Eilidh McIntyre MBE

Personal information
- Full name: Eilidh Jane McIntyre
- Nationality: British
- Born: 4 June 1994 (age 32) Winchester, England

Sailing career
- Sport: Sailing
- Club: Hayling Island
- Class: 470

Medal record
Sailing
Representing Great Britain
Olympic Games
| Gold medal – first place | 2020 Tokyo | 470 |
470 European Championships
| Bronze medal – third place | 2013 Formia | 470 |
| Bronze medal – third place | 2015 Aarhus | 470 |
| Silver medal – second place | 2019 Sanremo | 470 |
| Silver medal – second place | 2021 Vilamoura | 470 |
470 World Championships
| Silver medal – second place | 2017 Thessaloniki | 470 |
| Gold medal – first place | 2019 Enoshima | 470 |

= Eilidh McIntyre =

British sailor (born 1994)

Eilidh Jane McIntyre (born 4 June 1994) is a British former sailor, who won the gold medal alongside Hannah Mills in the 470 event at the 2020 Summer Olympics. She won the 2019 470 World Championships, and came second at the 2017 470 World Championships. She finished third at the 2015 470 European Championships, and second at the 2019 and 2021 events, as well as having won multiple Sailing World Cup medals. In 2022, McIntyre was awarded an MBE for services to yachting.

==Career==
McIntyre joined the British Sailing Team at the age of 15. In 2013, McIntyre and Sophie Weguelin won the Kiel Week 470 event. In 2014, the pair won the US Sailing's Miami Olympic Classes Regatta. McIntyre won multiple medals at the 2015 ISAF Sailing World Cup. McIntyre and Weguelin came third at the 2015 470 European Championships. The pair failed to qualify for the 2016 Summer Olympics. After the 2016 Summer Olympics, McIntyre teamed up with Hannah Mills, as Mills' former partner Saskia Clark retired after the Games. McIntyre and Mills came second at the 2017 470 World Championships, and the 2018 World Cup event in Hyères, France.

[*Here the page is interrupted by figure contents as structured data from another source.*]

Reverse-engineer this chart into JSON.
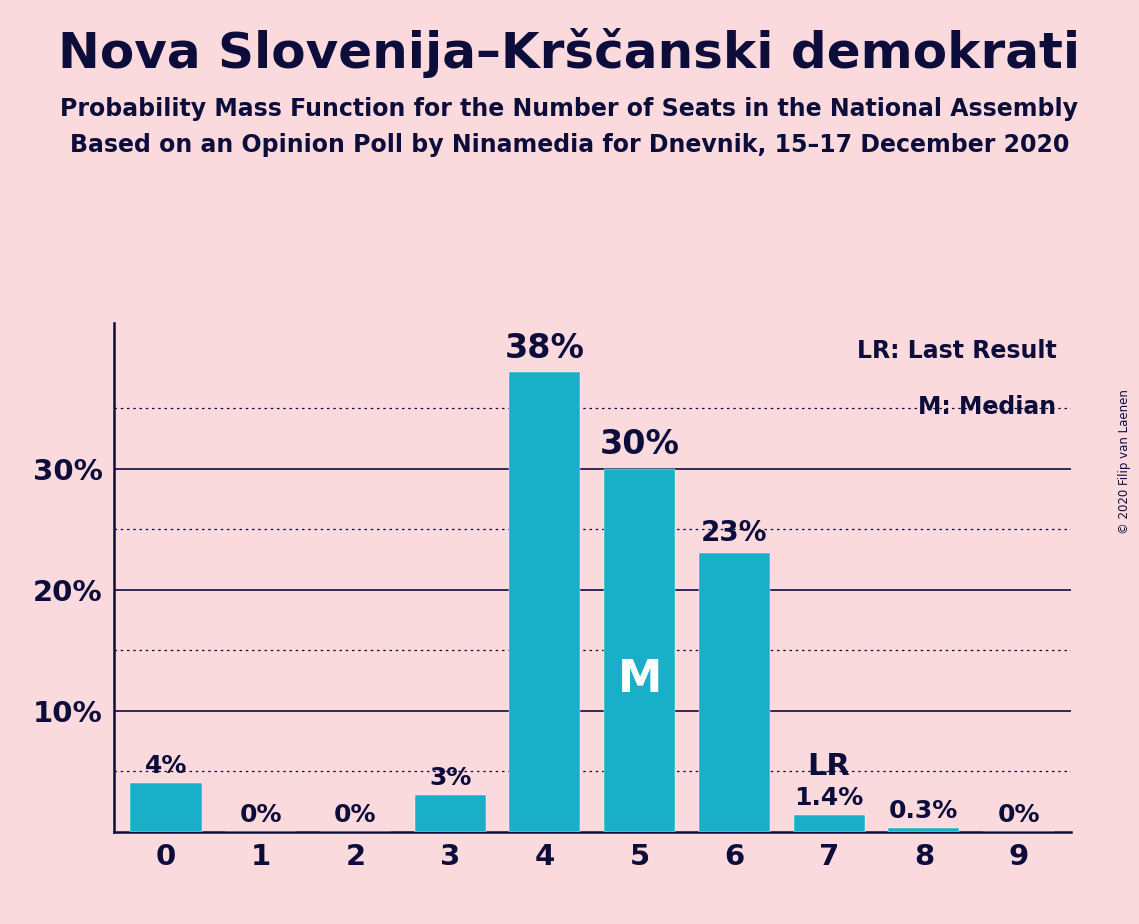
{
  "title": "Nova Slovenija–Krščanski demokrati",
  "subtitle1": "Probability Mass Function for the Number of Seats in the National Assembly",
  "subtitle2": "Based on an Opinion Poll by Ninamedia for Dnevnik, 15–17 December 2020",
  "copyright": "© 2020 Filip van Laenen",
  "categories": [
    0,
    1,
    2,
    3,
    4,
    5,
    6,
    7,
    8,
    9
  ],
  "values": [
    0.04,
    0.0,
    0.0,
    0.03,
    0.38,
    0.3,
    0.23,
    0.014,
    0.003,
    0.0
  ],
  "labels": [
    "4%",
    "0%",
    "0%",
    "3%",
    "38%",
    "30%",
    "23%",
    "1.4%",
    "0.3%",
    "0%"
  ],
  "bar_color": "#1aafc9",
  "bg_color": "#fadadd",
  "text_color": "#0d0d3c",
  "median_seat": 5,
  "lr_seat": 7,
  "ylim": [
    0,
    0.42
  ],
  "yticks": [
    0.0,
    0.1,
    0.2,
    0.3
  ],
  "ytick_labels": [
    "",
    "10%",
    "20%",
    "30%"
  ],
  "solid_lines": [
    0.1,
    0.2,
    0.3
  ],
  "dotted_lines": [
    0.05,
    0.15,
    0.25,
    0.35
  ],
  "legend_lr": "LR: Last Result",
  "legend_m": "M: Median"
}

In 2019, McIntyre and Mills won a gold medal at the 470 World Championships, came second at the Olympic test event in Enoshima, Japan, and came second at the 2019 470 European Championships. In October 2019, McIntyre was awarded a place in the 470 event at the 2020 Summer Olympics, alongside Mills. After the Olympics were postponed from 2020 to 2021, British Sailing confirmed that their squad selection were unchanged, and so McIntyre was still selected for the Games. During the COVID-19 pandemic, McIntyre and Mills trained in Lanzarote in the Canary Islands, as well as at the Weymouth and Portland National Sailing Academy. In January 2021, McIntyre was critical of a suggestion by Matthew Pinsent that the Olympics should be delayed until 2024. In March 2021, McIntyre and Mills competed at the 470 World Championship, their first event for 18 months. At the 2021 470 European Championships, the pair finished second.

McIntyre won the gold medal alongside Mills at the delayed 2020 Summer Olympics. The pair were ahead going into the medal race, where they needed to finish seventh or higher to win the gold medal. They eventually finished fifth in that race. In December 2021, McIntyre and Mills won the World Sailor of the Year Awards.

In 2022, McIntyre started competing with Martin Wrigley, as the 470 events at the 2024 Summer Olympics were mixed-gender.

In February 2023, McIntyre announced her retirement from sailing.

==Honours==
McIntyre was appointed Member of the Order of the British Empire (MBE) in the 2022 New Year Honours for services to sailing.

==Personal life==
McIntyre is from Hayling Island, Hampshire, England. She was privately educated at the independent Mayville High School in Southsea, England. As of 2021, McIntyre was engaged. Her Scottish father Michael won a sailing gold medal at the 1988 Summer Olympics.